Use these best practices when performing disaster recovery on VMware Aria Automation Config

Note: Disaster Recovery should not be confused with HA (high availability), as disaster recovery results in the complete removal of the original site including all managed systems.

Disaster recovery can be performed on these types of sites:

  • Cold sites - the most expensive backup. Business operations can be restored only after a substantial loss of time.
  • Warm sites - A facility that has its own hardwarwe and network infrastructure in place with limited performance capabilities. Data and operations can be restored quickly, but not without some time delay.
  • Hot sites - the ideal backup solution (especially when the environment cannot afford downtime). A hot site is a complete replica of the primary site IT infrastructure and data synchronized in real time. Hot sites are costly and only considered in cases of mission critical operations.

When performing disaster recovery, use these best practices:

  • Use a multi Master configuration. If one Master goes down, the other Master continues to process the request.
  • The number of minions per Master should be configured based on the recommendations in the installation guide.
  • Take a backup of your Master every week and treat it as a mission critical system.

Disaster Recovery on a Single Master

Note: A single Master configuration is not recommended for disaster recovery.
  1. Plan for system downtime.
  2. Restore Master from a Master backup.
  3. Rerun jobs from VMware Aria Automation Config that were scheduled to be run during the time the Master was offline.

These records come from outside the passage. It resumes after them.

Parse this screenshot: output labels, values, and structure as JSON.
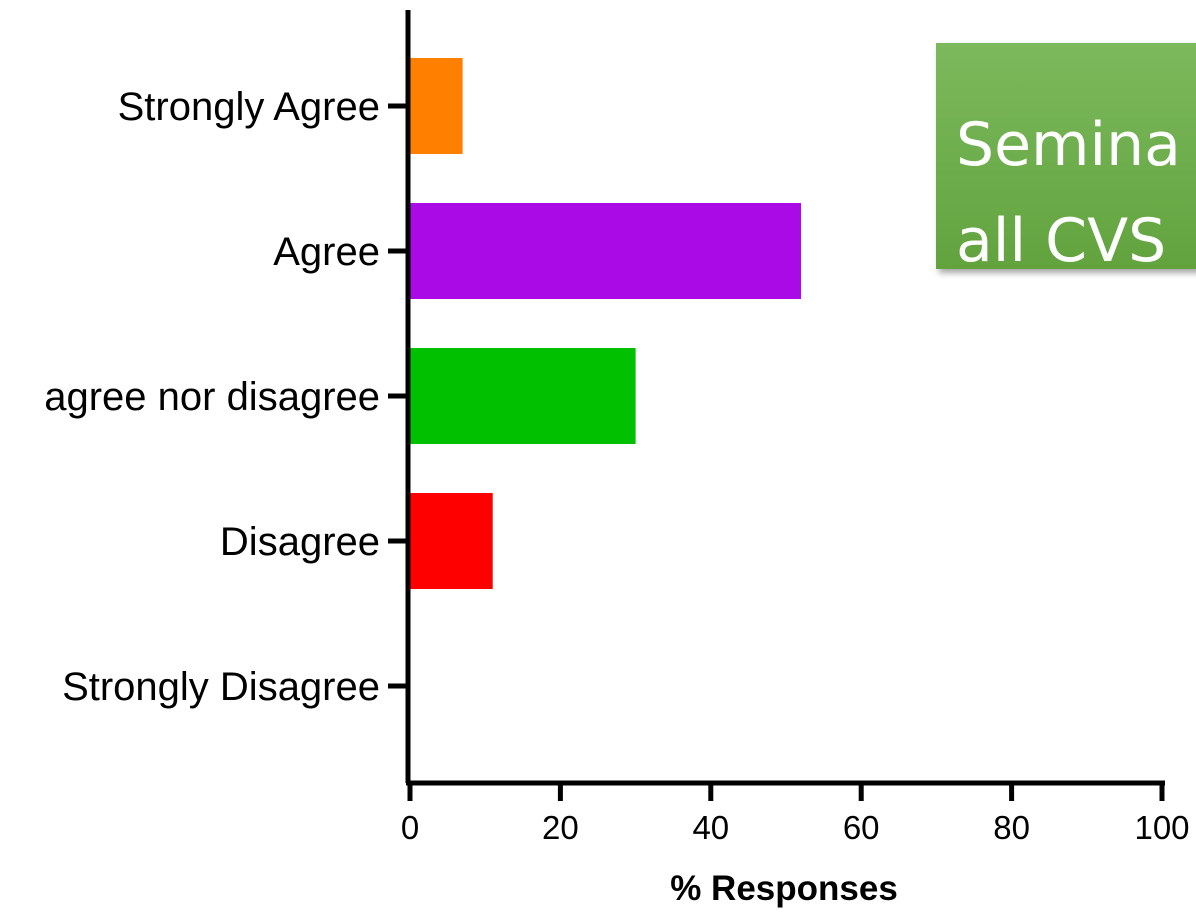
{
  "chart_data": {
    "type": "bar",
    "orientation": "horizontal",
    "categories": [
      "Strongly Agree",
      "Agree",
      "Neither agree nor disagree",
      "Disagree",
      "Strongly Disagree"
    ],
    "categories_visible": [
      "Strongly Agree",
      "Agree",
      "agree nor disagree",
      "Disagree",
      "Strongly Disagree"
    ],
    "values": [
      7,
      52,
      30,
      11,
      0
    ],
    "colors": [
      "#ff8000",
      "#aa0ae6",
      "#00c000",
      "#ff0000",
      "#888888"
    ],
    "xlabel": "% Responses",
    "ylabel": "",
    "title": "",
    "xlim": [
      0,
      100
    ],
    "xticks": [
      0,
      20,
      40,
      60,
      80,
      100
    ],
    "xtick_labels": [
      "0",
      "20",
      "40",
      "60",
      "80",
      "100"
    ],
    "grid": false,
    "legend": "none"
  },
  "overlay": {
    "line1": "Semina",
    "line2": "all CVS",
    "color": "#6aad48"
  }
}
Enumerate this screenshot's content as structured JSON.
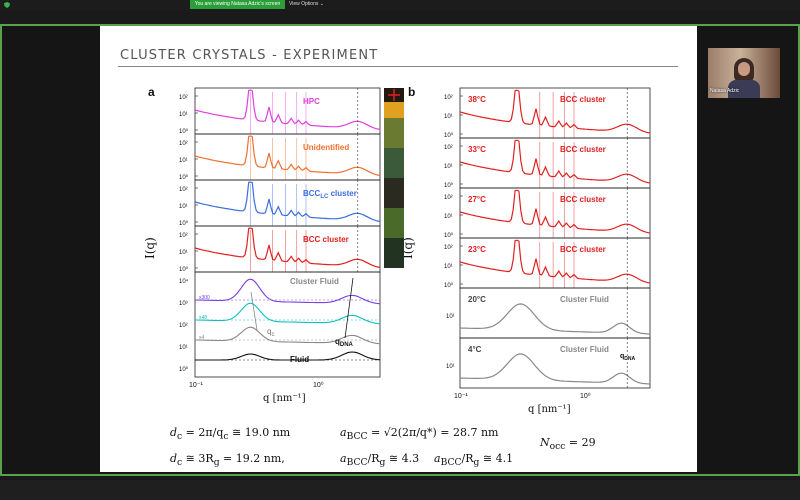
{
  "topbar": {
    "viewing_text": "You are viewing Natasa Adzic's screen",
    "view_options": "View Options ⌄",
    "accent": "#2b9e3a"
  },
  "slide": {
    "title": "CLUSTER CRYSTALS - EXPERIMENT",
    "panel_a_label": "a",
    "panel_b_label": "b",
    "ylabel": "I(q)",
    "xlabel": "q [nm⁻¹]",
    "xtick_a": [
      "10⁻¹",
      "10⁰"
    ],
    "xtick_b": [
      "10⁻¹",
      "10⁰"
    ],
    "panel_a": [
      {
        "label": "HPC",
        "color": "#e040e0"
      },
      {
        "label": "Unidentified",
        "color": "#f07030"
      },
      {
        "label": "BCC",
        "sub": "LC",
        "suffix": " cluster",
        "color": "#3a6ee0"
      },
      {
        "label": "BCC cluster",
        "color": "#e02020"
      }
    ],
    "panel_a_bottom": {
      "label": "Cluster Fluid",
      "fluid_label": "Fluid",
      "qc": "q",
      "qc_sub": "c",
      "qdna": "q",
      "qdna_sub": "DNA",
      "scale_labels": [
        "x300",
        "x48",
        "x4"
      ]
    },
    "panel_b": [
      {
        "temp": "38°C",
        "label": "BCC cluster"
      },
      {
        "temp": "33°C",
        "label": "BCC cluster"
      },
      {
        "temp": "27°C",
        "label": "BCC cluster"
      },
      {
        "temp": "23°C",
        "label": "BCC cluster"
      },
      {
        "temp": "20°C",
        "label": "Cluster Fluid"
      },
      {
        "temp": "4°C",
        "label": "Cluster Fluid",
        "qdna": "q",
        "qdna_sub": "DNA"
      }
    ],
    "ytick_small": [
      "10²",
      "10¹",
      "10⁰"
    ],
    "ytick_bottom_a": [
      "10⁴",
      "10³",
      "10²",
      "10¹",
      "10⁰"
    ],
    "ytick_bottom_b": [
      "10¹"
    ],
    "equations": {
      "dc": "d",
      "dc_sub": "c",
      "dc_rhs": " = 2π/q",
      "dc_rhs_sub": "c",
      "dc_val": " ≅ 19.0 nm",
      "dc2_rhs": " ≅ 3R",
      "dc2_rhs_sub": "g",
      "dc2_val": " = 19.2 nm,",
      "abcc": "a",
      "abcc_sub": "BCC",
      "abcc_rhs": " = √2(2π/q*) = 28.7 nm",
      "ratio1": "/R",
      "ratio1_sub": "g",
      "ratio1_val": " ≅ 4.3",
      "ratio2_val": " ≅ 4.1",
      "nocc": "N",
      "nocc_sub": "occ",
      "nocc_val": " = 29"
    }
  },
  "video": {
    "name": "Natasa Adzic"
  }
}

Disaster Recovery for Mult Master Configurations

Site Steps
Hot Site No downtime. Rerun jobs from VMware Aria Automation Config that were scheduled to be run during the time the Master was offline. The Multi Master picks up and continues processing while the other Master comes back up.
Warm Plan for a few hours to a day of downtime. Rerun jobs from VMware Aria Automation Config that were scheduled to be run during the time the Master was offline. The Multi Master picks up and continues processing while the other Master comes back up.
Cold Plan for several days worth of downtime.
  1. Manually backup your Salt Master.
  2. Restore from backup.
  3. Accept Minion Keys
  4. On the file server:
    1. Copy the files to the new Master (local file server).
    2. Create a shared file system between the multri masters, so maintain parity.
  5. Accept the master key in Config.

After performing disaster recovery, use the VMware Aria Automation Config Dashboard to monitor unexpected spikes in network/database activity and the load on each Master.

Disaster Recovery for Automation Config Cloud

VMware continuously monitors all Config services and alerts customers if there is a DR or downtime. Any specific actions needed by customers will be communicated and issues will be resolved based on our SLA.